Oláh Attila, Romics László
Department of Surgery, Petz Aladár Teaching Hospital, Gyor, Hungary.
Langenbecks Arch Surg. 2008 May;393(3):261-9. doi: 10.1007/s00423-008-0291-9. Epub 2008 Feb 12.
The application of enteral feeding as part of the treatment of acute pancreatitis goes back more than a decade now. In this review, the authors outline the indications and limitations of enteral feeding in the treatment of acute pancreatitis using up-to-date evidence-based data.
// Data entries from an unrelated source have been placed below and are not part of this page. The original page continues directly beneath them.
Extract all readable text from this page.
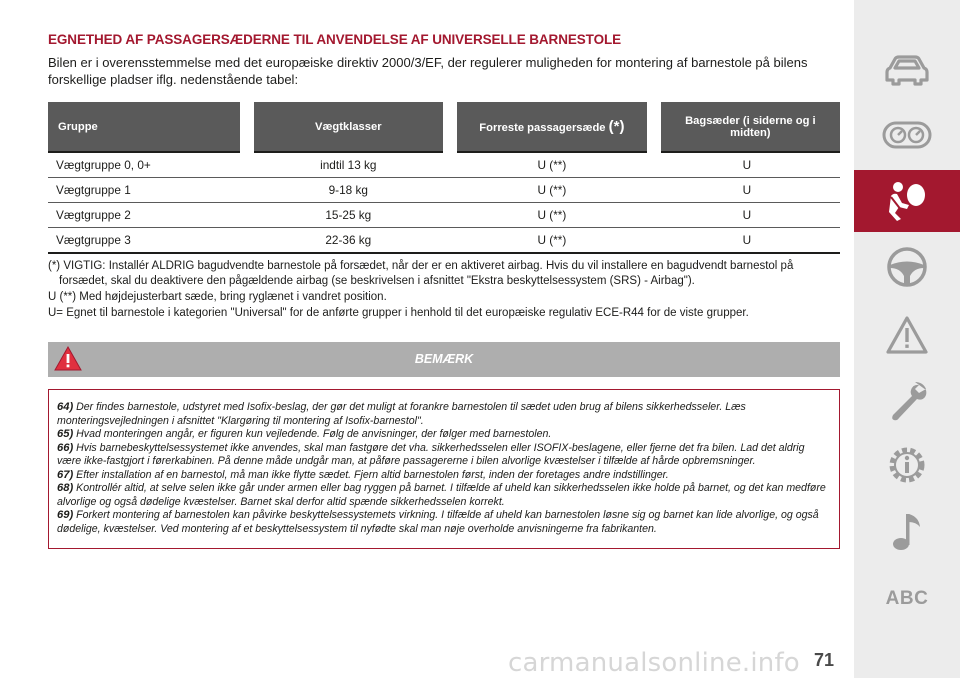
EGNETHED AF PASSAGERSÆDERNE TIL ANVENDELSE AF UNIVERSELLE BARNESTOLE
Bilen er i overensstemmelse med det europæiske direktiv 2000/3/EF, der regulerer muligheden for montering af barnestole på bilens forskellige pladser iflg. nedenstående tabel:
Gruppe	Vægtklasser	Forreste passagersæde (*)	Bagsæder (i siderne og i midten)
Vægtgruppe 0, 0+	indtil 13 kg	U (**)	U
Vægtgruppe 1	9-18 kg	U (**)	U
Vægtgruppe 2	15-25 kg	U (**)	U
Vægtgruppe 3	22-36 kg	U (**)	U

(*) VIGTIG: Installér ALDRIG bagudvendte barnestole på forsædet, når der er en aktiveret airbag. Hvis du vil installere en bagudvendt barnestol på forsædet, skal du deaktivere den pågældende airbag (se beskrivelsen i afsnittet "Ekstra beskyttelsessystem (SRS) - Airbag").

U (**) Med højdejusterbart sæde, bring ryglænet i vandret position.

U= Egnet til barnestole i kategorien "Universal" for de anførte grupper i henhold til det europæiske regulativ ECE-R44 for de viste grupper.

BEMÆRK

64) Der findes barnestole, udstyret med Isofix-beslag, der gør det muligt at forankre barnestolen til sædet uden brug af bilens sikkerhedsseler. Læs monteringsvejledningen i afsnittet "Klargøring til montering af Isofix-barnestol".

65) Hvad monteringen angår, er figuren kun vejledende. Følg de anvisninger, der følger med barnestolen.

66) Hvis barnebeskyttelsessystemet ikke anvendes, skal man fastgøre det vha. sikkerhedsselen eller ISOFIX-beslagene, eller fjerne det fra bilen. Lad det aldrig være ikke-fastgjort i førerkabinen. På denne måde undgår man, at påføre passagererne i bilen alvorlige kvæstelser i tilfælde af hårde opbremsninger.

67) Efter installation af en barnestol, må man ikke flytte sædet. Fjern altid barnestolen først, inden der foretages andre indstillinger.

68) Kontrollér altid, at selve selen ikke går under armen eller bag ryggen på barnet. I tilfælde af uheld kan sikkerhedsselen ikke holde på barnet, og det kan medføre alvorlige og også dødelige kvæstelser. Barnet skal derfor altid spænde sikkerhedsselen korrekt.

69) Forkert montering af barnestolen kan påvirke beskyttelsessystemets virkning. I tilfælde af uheld kan barnestolen løsne sig og barnet kan lide alvorlige, og også dødelige, kvæstelser. Ved montering af et beskyttelsessystem til nyfødte skal man nøje overholde anvisningerne fra fabrikanten.

ABC
carmanualsonline.info 71
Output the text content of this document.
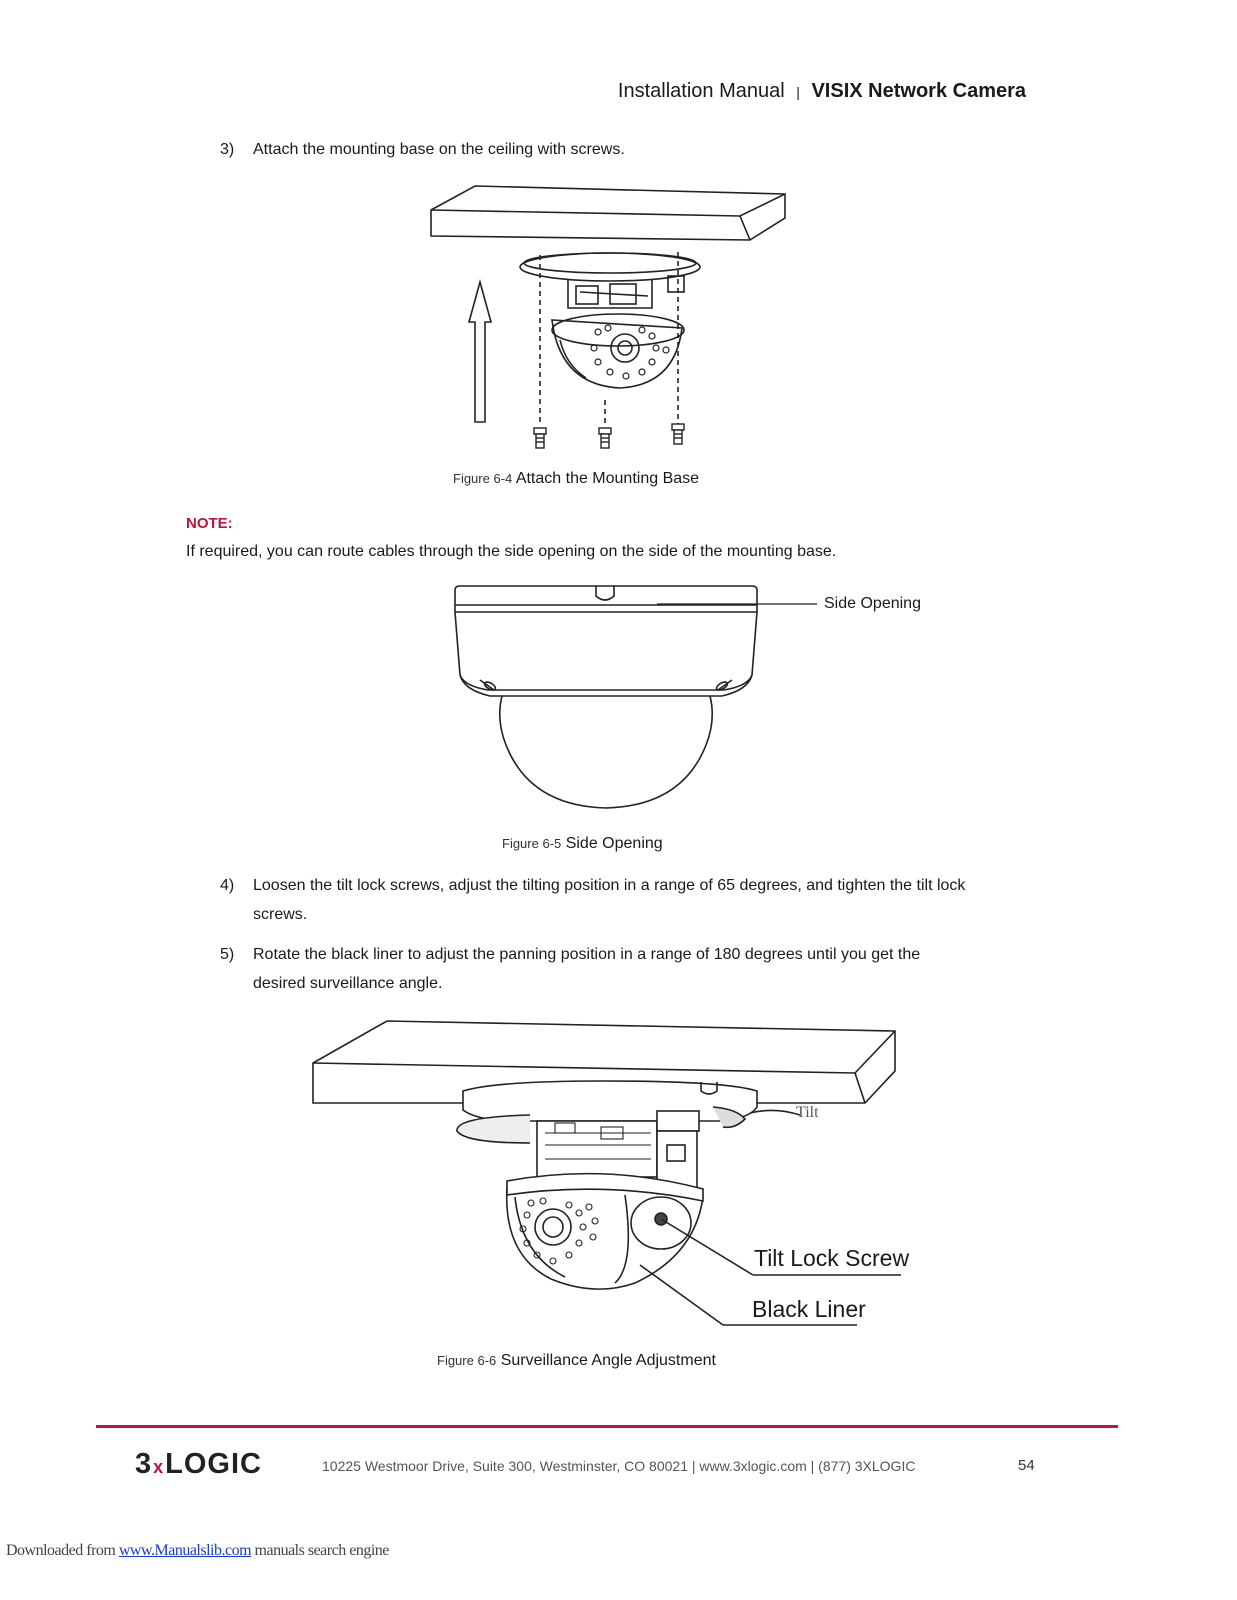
Installation Manual | VISIX Network Camera
3) Attach the mounting base on the ceiling with screws.
Figure 6-4 Attach the Mounting Base
NOTE:
If required, you can route cables through the side opening on the side of the mounting base.
Side Opening
Figure 6-5 Side Opening
4) Loosen the tilt lock screws, adjust the tilting position in a range of 65 degrees, and tighten the tilt lock
screws.
5) Rotate the black liner to adjust the panning position in a range of 180 degrees until you get the
desired surveillance angle.
Tilt
Tilt Lock Screw
Black Liner
Figure 6-6 Surveillance Angle Adjustment
3xLOGIC	10225 Westmoor Drive, Suite 300, Westminster, CO 80021 | www.3xlogic.com | (877) 3XLOGIC	54
Downloaded from www.Manualslib.com manuals search engine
Latest meta-analyses suggest that early enteral feeding reduces effectively the incidence of infective complications and shortens hospital stay. In addition, recently published randomized controlled trials indicate that it may reduce mortality as well.
However, the role of immune-enhancing ingredients, such as glutamine or omega-3 fatty acids, combined with enteral nutrition is uncertain, and the published studies are too few to make any treatment recommendation. Supplementation of enteral feeding with probiotics is a potentially promising alternative, but further well-designed multi-centric trials are necessary to prove their role in the treatment of acute pancreatitis.
肠内营养作为急性胰腺炎治疗的一部分应用至今已有十多年。在本综述中,作者利用最新的循证医学数据概述了肠内营养在急性胰腺炎治疗中的适应证和局限性。
最新的荟萃分析表明,早期肠内营养可有效降低感染性并发症的发生率并缩短住院时间。此外,最近发表的随机对照试验表明,它也可能降低死亡率。
然而,免疫增强成分如谷氨酰胺或ω-3脂肪酸与肠内营养联合使用的作用尚不确定,且已发表的研究太少,无法给出任何治疗建议。肠内营养补充益生菌是一种潜在的有前景的替代方法,但需要进一步设计良好的多中心试验来证明它们在急性胰腺炎治疗中的作用。